I gave the chickens bolted lettuce, watermelon rinds, remains of corn cobs and the cut away bits of apples used in making cider.  In addition to the first quart jar, I've filled a gallon jar this week for vinegar.  Both jars smell like they're fermenting, and I hope both do well.    Besides using fallen apples, I'm using the not quite ripe ones the Japanese beetles are feasting on.  After shaking them off, I cut away the eaten bits and add them to the cider.  It's a good thing I have a bright outlook on life, or it could get downright depressing at times.  Finding a use for the less than perfect parts of this life helps a bit.  I did the usual composting, washing plastic bags for reuse, saving eggs shells to crush and put on the garden, paper and cardboard shredding.  I used half and half that was starting to turn for kefir.  I crushed the pan of egg shells, and added it to the compost bin.

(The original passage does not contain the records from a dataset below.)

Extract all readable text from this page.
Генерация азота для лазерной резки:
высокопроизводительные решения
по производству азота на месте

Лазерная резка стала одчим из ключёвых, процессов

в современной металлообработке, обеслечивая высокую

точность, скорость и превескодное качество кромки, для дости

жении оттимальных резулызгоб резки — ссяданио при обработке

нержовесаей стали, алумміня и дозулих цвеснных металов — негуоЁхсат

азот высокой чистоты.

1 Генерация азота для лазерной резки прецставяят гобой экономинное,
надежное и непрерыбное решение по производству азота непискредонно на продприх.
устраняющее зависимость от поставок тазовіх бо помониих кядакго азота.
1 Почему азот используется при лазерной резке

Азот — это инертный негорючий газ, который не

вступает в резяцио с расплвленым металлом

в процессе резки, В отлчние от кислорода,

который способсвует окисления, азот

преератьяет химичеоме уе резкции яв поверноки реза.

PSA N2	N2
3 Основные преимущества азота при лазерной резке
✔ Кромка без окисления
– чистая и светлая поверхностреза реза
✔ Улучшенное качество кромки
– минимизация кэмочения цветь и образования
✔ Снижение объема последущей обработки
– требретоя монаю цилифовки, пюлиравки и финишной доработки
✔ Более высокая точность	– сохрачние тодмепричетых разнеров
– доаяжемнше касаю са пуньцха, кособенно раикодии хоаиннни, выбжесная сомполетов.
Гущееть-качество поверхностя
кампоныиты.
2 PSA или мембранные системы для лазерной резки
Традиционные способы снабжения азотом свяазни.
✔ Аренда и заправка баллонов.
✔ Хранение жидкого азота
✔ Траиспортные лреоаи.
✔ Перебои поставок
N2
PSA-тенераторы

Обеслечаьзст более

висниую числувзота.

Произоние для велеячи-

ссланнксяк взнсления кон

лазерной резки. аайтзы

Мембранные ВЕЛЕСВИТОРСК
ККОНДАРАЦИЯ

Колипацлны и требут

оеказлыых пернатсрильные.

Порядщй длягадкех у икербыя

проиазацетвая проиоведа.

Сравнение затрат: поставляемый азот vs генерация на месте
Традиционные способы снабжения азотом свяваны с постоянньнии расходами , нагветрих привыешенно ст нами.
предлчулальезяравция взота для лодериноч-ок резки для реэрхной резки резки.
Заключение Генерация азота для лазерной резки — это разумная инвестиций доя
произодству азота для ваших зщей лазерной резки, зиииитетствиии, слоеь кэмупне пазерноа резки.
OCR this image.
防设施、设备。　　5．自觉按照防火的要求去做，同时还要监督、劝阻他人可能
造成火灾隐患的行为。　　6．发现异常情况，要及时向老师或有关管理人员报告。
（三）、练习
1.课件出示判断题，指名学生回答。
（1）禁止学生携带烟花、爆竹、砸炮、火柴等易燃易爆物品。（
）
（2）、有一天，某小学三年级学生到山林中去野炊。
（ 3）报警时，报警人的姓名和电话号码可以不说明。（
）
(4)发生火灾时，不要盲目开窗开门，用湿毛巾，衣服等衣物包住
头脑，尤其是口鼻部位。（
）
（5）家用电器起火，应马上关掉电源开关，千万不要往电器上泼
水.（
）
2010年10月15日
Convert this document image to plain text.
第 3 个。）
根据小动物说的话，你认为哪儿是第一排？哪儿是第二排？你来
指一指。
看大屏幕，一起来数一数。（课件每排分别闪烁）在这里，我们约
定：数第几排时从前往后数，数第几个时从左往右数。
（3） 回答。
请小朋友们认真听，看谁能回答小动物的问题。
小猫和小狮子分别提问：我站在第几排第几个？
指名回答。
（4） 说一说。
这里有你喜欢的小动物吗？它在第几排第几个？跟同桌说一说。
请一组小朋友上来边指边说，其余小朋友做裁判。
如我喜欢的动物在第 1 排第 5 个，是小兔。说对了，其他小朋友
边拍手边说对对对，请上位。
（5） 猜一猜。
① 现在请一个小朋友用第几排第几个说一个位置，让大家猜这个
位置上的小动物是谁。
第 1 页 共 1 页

On a brighter note, we do have some lovely heirloom green striped cushaw squash.  Yellow squash, tromboncino squash and cucumbers are going gangbusters.  We've had our first good blueberry crop this year.  There are silver linings in every cloud.  We've had some rain, so we're not having to water the gardens very often.  It cooled back down into the 60's last night, so we were able to open the house up and should be able to again tonight.  We've got lots of good things to eat, even if it's not sweet corn.  The wind was rocking and rolling before a thunderstorm last evening, and when I walked this morning, there were gifts of usnea.  Tonight I'm making pasta sauce with fresh picked tomatoes and herbs, our onions and garlic.  Add a glass of wine.  Life is good.